11 But let us “not love the world, neither the things that are in the world. For the things that are in the world, are the lust of the flesh, and the lust of the eyes, and the pride of life.” These three are they: lest haply any man say, “The things that are in the world, God made: i.e. heaven and earth, the sea: the sun, the moon, the stars, all the garniture of the heavens. What is the garniture of the sea? All creeping things. What of the earth? animals, trees, flying creatures.
These are 'in the world,' God made them. Why then am I not to love what God has made?” Let the Spirit of God be in you, that you may see that all these things are good: but woe to you if you love the things made, and forsake the Maker of them! Fair are they to you: but how much fairer He that formed them! Mark well, beloved. For by similitudes you may be instructed: lest Satan steal upon you, saying what he is wont to say, Take your enjoyment in the creature of God; wherefore made He those things but for your enjoyment?

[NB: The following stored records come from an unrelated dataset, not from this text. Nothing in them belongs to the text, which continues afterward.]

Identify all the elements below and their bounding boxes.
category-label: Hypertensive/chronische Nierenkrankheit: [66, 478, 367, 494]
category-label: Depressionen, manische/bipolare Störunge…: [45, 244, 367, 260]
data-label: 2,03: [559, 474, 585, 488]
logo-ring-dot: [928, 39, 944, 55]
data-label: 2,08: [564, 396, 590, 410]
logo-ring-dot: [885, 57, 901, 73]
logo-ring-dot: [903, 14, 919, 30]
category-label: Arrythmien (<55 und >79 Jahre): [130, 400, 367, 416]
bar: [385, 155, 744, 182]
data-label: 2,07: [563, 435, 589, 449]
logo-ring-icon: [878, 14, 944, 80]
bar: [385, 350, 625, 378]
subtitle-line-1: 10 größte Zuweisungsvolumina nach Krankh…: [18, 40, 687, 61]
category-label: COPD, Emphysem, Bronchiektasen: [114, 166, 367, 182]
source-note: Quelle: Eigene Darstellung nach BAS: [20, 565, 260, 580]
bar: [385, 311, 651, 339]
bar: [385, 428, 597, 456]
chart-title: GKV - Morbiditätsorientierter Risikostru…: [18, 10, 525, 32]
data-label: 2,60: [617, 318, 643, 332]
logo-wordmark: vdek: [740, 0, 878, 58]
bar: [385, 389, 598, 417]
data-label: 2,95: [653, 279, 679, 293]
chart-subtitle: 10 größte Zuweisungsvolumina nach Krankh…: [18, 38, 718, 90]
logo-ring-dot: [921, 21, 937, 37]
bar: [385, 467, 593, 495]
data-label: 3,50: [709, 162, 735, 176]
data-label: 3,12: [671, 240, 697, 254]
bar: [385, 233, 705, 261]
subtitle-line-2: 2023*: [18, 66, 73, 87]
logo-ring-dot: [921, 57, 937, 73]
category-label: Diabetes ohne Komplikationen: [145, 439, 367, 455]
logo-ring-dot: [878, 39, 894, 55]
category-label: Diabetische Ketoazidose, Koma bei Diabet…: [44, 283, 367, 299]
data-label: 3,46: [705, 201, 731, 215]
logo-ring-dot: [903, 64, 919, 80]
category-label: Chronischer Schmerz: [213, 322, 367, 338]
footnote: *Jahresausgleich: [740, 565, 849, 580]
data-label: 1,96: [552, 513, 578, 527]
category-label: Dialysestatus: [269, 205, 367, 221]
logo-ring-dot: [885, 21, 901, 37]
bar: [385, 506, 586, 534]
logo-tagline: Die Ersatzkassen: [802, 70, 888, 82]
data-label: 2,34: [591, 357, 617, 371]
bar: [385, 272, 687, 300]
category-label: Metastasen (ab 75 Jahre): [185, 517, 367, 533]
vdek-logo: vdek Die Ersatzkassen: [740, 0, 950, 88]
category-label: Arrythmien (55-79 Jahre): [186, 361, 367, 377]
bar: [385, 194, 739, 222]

And men drink themselves drunken, and perish, and forget their own Creator: while not temperately but lustfully they use the things created, the Creator is despised. Of such says the apostle: “They worshipped and served the creature rather than the Creator, Who is blessed for ever.” God does not forbid you to love these things, howbeit, not to set your affections upon them for blessedness, but to approve and praise them to this end, that you may love your Creator. In the same manner, my brethren, as if a bridegroom should make a ring for his bride, and she having received the ring, should love it more than she loves the bridegroom who made the ring for her: would not her soul be found guilty of adultery in the very gift of the bridegroom, albeit she did but love what the bridegroom gave her?
By all means let her love what the bridegroom gave: yet should she say, “This ring is enough for me, I do not wish to see his face now:” what sort of woman would she be? Who would not detest such folly? Who not pronounce her guilty of an adulterous mind? You love gold in place of the man, lovest a ring in place of the bridegroom: if this be in you, that you love a ring in place of your bridegroom, and hast no wish to see your bridegroom; that he has given you an earnest, serves not to pledge you to him, but to turn away your heart from him!
For this the bridegroom gives earnest, that in his earnest he may himself be loved. Well then, God gave you all these things: love Him that made them. There is more that He would fain give you, that is, His very Self that made these things. But if you love these— what though God made them— and neglect the Creator and love the world; shall not your love be accounted adulterous?